Proponents for limiting the tax exclusion also argue the exclusion is an unfair way to promote the purchase of health insurance because it is regressive as it disproportionately favors the wealthy. However, when testifying before Congress in 2009, economist Jonathan Gruber, one of the architects of the ACA, noted that capping or eliminating the tax exclusion on employer health care benefits would be a “middle-class tax increase.” Although such a proposal would apply across all incomes, “it would still be a sizeable increase in taxation for middle income families, with 10 percent of the revenues coming from families below $50,000 in income, and 28 percent from families with $50,000 to $100,000 of income.”
A number of studies estimating what impact capping the tax exclusion on employer-provided health benefits would have on employees show exactly what Gruber described it would be in 2009. For example, a 2015 Urban Institute study estimated that capping the tax-exclusion at $10,746 for single coverage and $28,930 for family coverage in 2020 would increase taxes on 16 percent of middle-class (middle-quintile) employees by an average $710.

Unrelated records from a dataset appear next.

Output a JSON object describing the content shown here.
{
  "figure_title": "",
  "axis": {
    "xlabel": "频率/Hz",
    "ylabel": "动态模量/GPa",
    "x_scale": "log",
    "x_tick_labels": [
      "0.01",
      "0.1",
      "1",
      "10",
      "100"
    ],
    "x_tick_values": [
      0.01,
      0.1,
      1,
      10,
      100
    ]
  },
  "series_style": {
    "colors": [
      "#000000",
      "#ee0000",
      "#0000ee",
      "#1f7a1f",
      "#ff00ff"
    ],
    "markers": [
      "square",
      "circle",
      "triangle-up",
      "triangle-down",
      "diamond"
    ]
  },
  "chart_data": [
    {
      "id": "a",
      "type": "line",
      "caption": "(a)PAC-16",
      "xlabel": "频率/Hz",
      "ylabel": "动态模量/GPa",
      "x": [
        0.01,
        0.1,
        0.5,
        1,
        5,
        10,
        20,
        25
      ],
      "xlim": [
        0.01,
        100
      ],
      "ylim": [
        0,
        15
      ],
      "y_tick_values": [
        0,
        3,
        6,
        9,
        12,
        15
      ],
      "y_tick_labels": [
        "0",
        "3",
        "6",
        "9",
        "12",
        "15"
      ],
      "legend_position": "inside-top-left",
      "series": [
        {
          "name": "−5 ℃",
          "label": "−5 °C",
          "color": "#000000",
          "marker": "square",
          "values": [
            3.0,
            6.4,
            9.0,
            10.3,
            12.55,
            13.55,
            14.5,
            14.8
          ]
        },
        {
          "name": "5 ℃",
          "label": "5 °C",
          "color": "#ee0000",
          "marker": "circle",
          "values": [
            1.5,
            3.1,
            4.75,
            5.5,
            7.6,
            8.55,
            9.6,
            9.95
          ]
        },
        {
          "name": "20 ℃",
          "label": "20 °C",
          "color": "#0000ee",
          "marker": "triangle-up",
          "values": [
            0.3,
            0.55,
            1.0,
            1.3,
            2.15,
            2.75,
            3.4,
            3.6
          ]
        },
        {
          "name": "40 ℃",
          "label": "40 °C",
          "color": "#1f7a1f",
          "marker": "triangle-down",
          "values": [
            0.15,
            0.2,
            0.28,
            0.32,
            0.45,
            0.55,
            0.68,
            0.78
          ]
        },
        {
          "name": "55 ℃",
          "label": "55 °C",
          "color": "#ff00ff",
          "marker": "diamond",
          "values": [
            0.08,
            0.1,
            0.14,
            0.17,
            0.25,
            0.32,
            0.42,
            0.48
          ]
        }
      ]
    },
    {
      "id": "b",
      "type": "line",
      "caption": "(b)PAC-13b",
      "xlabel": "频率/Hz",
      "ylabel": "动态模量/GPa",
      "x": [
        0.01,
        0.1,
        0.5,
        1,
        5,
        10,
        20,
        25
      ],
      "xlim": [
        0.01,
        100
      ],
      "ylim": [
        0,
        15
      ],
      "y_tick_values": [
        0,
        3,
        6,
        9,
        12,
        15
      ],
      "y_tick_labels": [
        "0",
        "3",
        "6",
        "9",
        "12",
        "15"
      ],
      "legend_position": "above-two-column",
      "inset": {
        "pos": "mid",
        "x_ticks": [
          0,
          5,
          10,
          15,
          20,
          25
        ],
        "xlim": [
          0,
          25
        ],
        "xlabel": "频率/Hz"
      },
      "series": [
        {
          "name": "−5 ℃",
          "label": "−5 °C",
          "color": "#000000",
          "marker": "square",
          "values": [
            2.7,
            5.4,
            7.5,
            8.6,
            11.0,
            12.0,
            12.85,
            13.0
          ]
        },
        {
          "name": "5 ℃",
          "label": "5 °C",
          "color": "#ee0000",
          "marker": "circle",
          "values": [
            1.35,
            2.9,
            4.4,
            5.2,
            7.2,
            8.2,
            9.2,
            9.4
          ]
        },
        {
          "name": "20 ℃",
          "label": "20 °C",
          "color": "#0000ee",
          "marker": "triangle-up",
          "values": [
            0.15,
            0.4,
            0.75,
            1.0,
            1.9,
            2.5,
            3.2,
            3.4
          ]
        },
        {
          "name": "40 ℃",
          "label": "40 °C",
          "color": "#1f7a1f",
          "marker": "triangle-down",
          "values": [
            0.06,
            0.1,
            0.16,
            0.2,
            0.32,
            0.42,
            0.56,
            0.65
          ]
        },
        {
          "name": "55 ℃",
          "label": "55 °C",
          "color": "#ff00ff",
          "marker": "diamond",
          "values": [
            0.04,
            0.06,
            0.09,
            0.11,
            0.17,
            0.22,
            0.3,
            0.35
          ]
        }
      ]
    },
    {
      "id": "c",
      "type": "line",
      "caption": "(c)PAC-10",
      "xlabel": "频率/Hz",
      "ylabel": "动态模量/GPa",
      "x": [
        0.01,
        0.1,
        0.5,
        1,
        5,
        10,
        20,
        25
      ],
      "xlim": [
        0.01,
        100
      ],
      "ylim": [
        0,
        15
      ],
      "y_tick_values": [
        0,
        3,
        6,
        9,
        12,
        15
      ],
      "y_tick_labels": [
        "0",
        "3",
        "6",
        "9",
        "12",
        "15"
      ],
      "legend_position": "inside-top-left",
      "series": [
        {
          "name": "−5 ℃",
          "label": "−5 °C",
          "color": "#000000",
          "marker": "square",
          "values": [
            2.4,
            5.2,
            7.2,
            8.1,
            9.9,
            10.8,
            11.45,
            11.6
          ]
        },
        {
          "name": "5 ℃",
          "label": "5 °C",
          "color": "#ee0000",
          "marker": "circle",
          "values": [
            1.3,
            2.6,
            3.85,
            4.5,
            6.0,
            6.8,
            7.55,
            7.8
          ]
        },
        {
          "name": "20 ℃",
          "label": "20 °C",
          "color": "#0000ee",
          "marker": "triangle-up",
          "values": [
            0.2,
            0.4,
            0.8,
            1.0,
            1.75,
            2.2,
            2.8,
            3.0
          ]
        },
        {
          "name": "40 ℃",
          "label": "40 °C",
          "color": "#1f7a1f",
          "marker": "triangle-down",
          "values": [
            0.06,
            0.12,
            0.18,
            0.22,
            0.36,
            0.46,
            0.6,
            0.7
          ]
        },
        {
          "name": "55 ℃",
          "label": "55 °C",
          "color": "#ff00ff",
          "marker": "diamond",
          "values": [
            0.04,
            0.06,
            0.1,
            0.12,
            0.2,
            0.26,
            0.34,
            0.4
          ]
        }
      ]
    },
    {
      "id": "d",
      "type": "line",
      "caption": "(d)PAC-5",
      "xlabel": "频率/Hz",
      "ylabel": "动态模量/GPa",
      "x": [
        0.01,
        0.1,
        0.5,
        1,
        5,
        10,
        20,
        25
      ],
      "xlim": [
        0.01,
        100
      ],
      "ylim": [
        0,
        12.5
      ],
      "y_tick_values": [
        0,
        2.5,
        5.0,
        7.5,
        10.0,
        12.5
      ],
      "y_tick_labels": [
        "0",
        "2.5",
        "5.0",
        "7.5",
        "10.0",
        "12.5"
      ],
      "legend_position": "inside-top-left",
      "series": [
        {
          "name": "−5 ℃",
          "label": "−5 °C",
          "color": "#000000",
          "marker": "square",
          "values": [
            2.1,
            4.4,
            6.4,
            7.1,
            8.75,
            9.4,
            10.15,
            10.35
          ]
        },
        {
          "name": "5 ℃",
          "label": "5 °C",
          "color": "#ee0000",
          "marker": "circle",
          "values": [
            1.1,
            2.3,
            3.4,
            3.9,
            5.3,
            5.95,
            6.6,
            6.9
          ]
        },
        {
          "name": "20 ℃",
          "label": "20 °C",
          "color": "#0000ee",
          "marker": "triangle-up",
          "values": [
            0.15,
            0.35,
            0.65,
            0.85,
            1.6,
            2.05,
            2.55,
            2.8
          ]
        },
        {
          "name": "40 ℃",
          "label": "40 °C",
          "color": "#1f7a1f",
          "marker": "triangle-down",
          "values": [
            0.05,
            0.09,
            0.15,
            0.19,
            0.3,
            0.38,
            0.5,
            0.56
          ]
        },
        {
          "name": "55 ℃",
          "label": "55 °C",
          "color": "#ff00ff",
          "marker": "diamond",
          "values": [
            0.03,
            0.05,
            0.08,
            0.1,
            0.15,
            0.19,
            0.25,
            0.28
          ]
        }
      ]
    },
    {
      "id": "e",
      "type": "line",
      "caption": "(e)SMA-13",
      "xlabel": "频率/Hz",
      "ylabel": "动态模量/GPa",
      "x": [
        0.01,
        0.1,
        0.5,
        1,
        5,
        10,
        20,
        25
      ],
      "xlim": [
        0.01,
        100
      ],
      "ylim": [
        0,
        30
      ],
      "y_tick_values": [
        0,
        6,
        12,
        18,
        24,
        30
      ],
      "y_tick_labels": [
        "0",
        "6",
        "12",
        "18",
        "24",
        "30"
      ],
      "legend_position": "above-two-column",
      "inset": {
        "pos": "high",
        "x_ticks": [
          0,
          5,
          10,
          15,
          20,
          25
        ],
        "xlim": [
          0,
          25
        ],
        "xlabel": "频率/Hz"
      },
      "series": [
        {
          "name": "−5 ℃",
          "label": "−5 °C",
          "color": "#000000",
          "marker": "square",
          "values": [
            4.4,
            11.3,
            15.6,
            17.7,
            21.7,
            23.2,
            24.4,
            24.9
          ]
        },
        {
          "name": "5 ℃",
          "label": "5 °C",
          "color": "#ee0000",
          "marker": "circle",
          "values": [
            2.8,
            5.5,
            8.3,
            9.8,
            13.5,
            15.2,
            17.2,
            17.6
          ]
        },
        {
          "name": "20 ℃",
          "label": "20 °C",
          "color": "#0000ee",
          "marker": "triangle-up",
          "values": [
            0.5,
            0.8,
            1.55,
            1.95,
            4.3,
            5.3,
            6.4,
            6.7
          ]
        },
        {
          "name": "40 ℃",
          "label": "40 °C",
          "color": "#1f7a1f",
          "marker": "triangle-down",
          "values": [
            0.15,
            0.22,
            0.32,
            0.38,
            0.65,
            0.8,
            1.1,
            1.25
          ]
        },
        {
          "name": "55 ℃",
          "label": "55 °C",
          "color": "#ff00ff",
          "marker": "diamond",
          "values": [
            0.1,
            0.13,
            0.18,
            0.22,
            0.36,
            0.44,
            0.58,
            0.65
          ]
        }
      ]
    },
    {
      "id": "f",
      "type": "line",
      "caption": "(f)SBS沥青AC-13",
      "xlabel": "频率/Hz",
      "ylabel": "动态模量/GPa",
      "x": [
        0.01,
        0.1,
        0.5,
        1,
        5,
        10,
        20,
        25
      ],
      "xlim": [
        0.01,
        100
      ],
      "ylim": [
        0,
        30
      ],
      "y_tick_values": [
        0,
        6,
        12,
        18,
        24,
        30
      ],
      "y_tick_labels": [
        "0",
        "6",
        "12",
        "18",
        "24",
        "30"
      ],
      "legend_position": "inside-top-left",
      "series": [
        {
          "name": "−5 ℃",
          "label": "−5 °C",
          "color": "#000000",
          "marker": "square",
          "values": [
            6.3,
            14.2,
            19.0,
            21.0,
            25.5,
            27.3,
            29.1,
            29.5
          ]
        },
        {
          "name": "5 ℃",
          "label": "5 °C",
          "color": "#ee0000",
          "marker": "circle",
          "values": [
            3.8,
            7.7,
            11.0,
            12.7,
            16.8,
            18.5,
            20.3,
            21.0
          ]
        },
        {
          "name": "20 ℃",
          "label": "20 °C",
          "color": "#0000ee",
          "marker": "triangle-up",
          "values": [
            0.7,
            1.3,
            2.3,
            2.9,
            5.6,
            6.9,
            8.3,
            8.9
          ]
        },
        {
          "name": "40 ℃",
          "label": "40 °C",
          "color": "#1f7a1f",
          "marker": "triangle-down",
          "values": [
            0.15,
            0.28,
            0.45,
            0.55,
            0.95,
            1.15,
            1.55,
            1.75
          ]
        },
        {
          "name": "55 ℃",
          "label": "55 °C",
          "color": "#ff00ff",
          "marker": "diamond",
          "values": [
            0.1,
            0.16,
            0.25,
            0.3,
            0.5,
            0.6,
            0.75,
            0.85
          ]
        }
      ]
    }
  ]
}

Proponents for limiting the tax exclusion also claim only the most generous plans would be affected and that most Americans’ plans would not be taxed. However, depending on how a limit on the tax exclusion is indexed for inflation, more and more employees over time could be taxed on their health benefits because the cost of employer-sponsored health benefits typically increases much faster than other prices. For example, while medical care prices have increased 4.8 percent over the past 12 months, they are rising four times faster than all other prices (1.2 percent). If the threshold limit for the tax limitation increases over time by the Consumer Price Index and not medical inflation, the tax limitation threshold will increase more slowly than the cost of the average employer health care plan. Eventually, the cost of today’s “average plan” will be subject to the tax.
Policymakers from both political parties have long sought budgetary “savings” by reducing the value of the tax preference for employer-sponsored care. Too often, these efforts fail to take into account the entirety of the substantial benefits derived from encouraging employer-sponsored care. Getting rid of or reducing the tax preference would not only serve as a middle-class tax hike, it would also harm efforts to maintain strong risk pools and to cover the maximum number of people. As we have learned from experience with the ACA, encouraging people to get covered is a costly and challenging endeavor, and risk pools are difficult to maintain as well. Employers, however, are both good at getting people covered and maintaining manageable risk pools. Public policy should be aimed at encouraging these important goals.